Zufallsfoto

Daniel Born auf Schulbesuch in der 10. Klasse des PG Schwetzingen

Veröffentlicht am 06.12.2018 in Pressemitteilungen

Daniel Born hat am "Tag der freien Schulen" das Privatgymnasium in der Schwetzinger Hebelstraße besucht.

Schwetzingen. Das Debattieren und Diskutieren gehört für den Schwetzinger Landtagsabgeordneten zum Berufsalltag. „Aber so eine Diskussionsrunde mit jungen Leuten ist immer etwas ganz Besonderes: denn da geht es um die wirklich wichtigen Themen und es wird knallhart nachgehakt. Teppichflucht unmöglich!“ so der SPD-Politiker.

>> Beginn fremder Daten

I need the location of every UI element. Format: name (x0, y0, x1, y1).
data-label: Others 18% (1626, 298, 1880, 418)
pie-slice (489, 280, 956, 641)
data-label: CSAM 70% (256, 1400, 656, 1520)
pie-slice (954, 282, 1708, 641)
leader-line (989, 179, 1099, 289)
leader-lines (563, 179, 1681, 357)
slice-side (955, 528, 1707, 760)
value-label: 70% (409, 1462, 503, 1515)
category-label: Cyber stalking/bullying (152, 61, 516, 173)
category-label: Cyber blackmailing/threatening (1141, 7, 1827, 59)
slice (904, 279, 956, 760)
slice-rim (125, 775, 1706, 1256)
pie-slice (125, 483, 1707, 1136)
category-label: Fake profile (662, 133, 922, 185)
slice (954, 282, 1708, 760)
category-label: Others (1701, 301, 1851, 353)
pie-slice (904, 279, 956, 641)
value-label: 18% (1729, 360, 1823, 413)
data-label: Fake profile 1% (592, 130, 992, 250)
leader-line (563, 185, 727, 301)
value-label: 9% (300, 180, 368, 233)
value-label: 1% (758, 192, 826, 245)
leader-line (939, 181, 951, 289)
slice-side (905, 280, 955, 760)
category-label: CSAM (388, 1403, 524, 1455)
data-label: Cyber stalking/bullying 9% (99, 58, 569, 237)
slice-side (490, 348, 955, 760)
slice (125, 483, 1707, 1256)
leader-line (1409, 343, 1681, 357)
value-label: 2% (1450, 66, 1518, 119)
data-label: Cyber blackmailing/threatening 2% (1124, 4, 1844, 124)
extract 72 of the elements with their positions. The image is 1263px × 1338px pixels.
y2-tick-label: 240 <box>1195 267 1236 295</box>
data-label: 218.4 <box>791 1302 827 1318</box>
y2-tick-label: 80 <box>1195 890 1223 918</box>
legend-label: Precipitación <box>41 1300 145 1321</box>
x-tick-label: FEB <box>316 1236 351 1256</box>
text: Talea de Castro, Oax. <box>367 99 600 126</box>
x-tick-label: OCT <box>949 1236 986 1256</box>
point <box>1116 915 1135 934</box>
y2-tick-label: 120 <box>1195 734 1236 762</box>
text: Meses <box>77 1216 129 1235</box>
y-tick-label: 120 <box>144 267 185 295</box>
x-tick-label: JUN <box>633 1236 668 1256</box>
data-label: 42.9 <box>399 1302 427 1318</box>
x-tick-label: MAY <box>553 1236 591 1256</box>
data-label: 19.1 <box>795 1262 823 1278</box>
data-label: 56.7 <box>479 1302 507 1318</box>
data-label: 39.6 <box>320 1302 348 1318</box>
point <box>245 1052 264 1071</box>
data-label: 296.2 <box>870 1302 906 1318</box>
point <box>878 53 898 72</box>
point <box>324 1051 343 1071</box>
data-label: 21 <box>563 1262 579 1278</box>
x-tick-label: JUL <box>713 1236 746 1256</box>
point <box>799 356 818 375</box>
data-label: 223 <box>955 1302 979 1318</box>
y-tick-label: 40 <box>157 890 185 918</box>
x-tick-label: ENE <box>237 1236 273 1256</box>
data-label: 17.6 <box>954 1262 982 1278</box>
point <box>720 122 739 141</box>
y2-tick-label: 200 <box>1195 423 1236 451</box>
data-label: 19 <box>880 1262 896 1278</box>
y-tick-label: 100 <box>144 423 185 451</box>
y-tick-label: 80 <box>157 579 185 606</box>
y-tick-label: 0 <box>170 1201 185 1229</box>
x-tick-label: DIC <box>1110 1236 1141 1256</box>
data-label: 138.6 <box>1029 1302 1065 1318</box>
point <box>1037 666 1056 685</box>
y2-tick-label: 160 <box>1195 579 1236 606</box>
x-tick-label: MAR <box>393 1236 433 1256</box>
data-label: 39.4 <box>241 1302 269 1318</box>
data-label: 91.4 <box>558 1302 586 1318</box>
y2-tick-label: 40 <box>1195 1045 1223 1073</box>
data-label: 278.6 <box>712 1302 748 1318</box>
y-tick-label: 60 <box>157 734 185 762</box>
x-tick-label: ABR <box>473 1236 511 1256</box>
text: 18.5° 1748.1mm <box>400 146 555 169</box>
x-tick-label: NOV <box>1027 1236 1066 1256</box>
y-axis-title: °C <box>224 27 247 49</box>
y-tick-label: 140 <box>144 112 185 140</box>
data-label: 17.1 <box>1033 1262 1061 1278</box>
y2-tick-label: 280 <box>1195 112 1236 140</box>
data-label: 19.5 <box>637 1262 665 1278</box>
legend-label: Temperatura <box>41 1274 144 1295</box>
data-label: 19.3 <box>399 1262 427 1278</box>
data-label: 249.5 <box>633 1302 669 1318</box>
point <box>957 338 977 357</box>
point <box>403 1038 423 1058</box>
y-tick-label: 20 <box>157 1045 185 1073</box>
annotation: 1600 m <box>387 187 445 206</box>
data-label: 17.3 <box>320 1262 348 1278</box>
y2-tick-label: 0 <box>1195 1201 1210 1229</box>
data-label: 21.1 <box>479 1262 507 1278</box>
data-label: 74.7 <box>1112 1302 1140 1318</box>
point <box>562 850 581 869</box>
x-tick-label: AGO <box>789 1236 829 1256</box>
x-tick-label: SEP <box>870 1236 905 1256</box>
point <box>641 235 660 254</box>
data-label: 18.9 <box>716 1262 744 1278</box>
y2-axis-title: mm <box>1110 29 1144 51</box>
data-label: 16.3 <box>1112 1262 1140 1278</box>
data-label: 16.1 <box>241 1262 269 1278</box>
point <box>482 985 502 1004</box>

Gleich nachdem Born aus seinem Arbeitsalltag berichtet, eine Übersicht über seine parlamentarische Tätigkeit in Stuttgart mit den drei Ausschüssen Bildung, Wirtschaft und Umwelt gegeben sowie von den vielen Bürgeranfragen im Wahlkreis berichtet hatte, rührten die Schüler mit der ersten Frage in einer Wunde: „Wie kommen die Volksparteien wieder zu mehr Stimmen? Was muss die SPD tun und wie gewinnt man die Mitte?“ Born konterte: „Die SPD-Idee vom sozial gerechten Land, in dem die Menschen zusammenhalten, ist doch gar nicht so angestaubt. Das ist für mich ziemlich viel Mitte. Da möchte ich gerne mehr erklären, dass die SPD für eine solidarische Sammlung über alle Bevölkerungsschichten steht. Menschen und gute Arbeit zusammenzubringen, bezahlbaren Wohnraum zu schaffen und gute Luft in unseren Städten – dafür lohnt es sich, politisch engagiert zu sein. Darum muss die SPD wieder aufzeigen, dass es Sinn und Freude ergibt, solidarisch und gemeinwohlorientiert zu handeln.“

In der von Gemeinschaftskundelehrerin Isabell Hoffmann geleiteten 45-minütigen Diskussion wurden viele Themen angesprochen, denn die Schüler hatten sich bestens vorbereitet. Von der Mietpreisbremse über die Oberstufenreform, vom Informatikunterricht bis zur Bekämpfung von Arbeitslosigkeit, von Integration bis Europa – Born stand Rede und Antwort.

Im großen Themenbereich Bildung nahm Born, der in seiner Fraktion Sprecher für frühe Bildung und Grundschulen ist, auch noch einmal zur Diskussion über die Verbindlichkeit der Grundschulempfehlung Stellung: „Weder die Regierung aus Grünen und CDU noch die SPD-Opposition wollen zur Verbindlichkeit zurück. Viel wichtiger ist es, nach der 4. Klasse ausreichend Beratungszeit zwischen Grundschullehrern und Eltern um das beste Angebot für das Kind zu finden. Die Lehrer leisten hier eine großartige Arbeit und die Eltern treffen ihre Wahl höchst verantwortungsvoll. Wichtig ist aber, dass wir eine vielfältige Schullandschaft haben, so dass das beste Angebot auch in räumlicher Nähe ist.“ erklärte Born. Einen Extraapplaus erntete Born am Ende der Unterrichtstunde mit einer Einladung in den Landtag: „Jetzt hab ich euch bei der Arbeit besucht, jetzt müsst ihr aber auch einmal mich bei der Arbeit besuchen.“ meinte der Parlamentarier.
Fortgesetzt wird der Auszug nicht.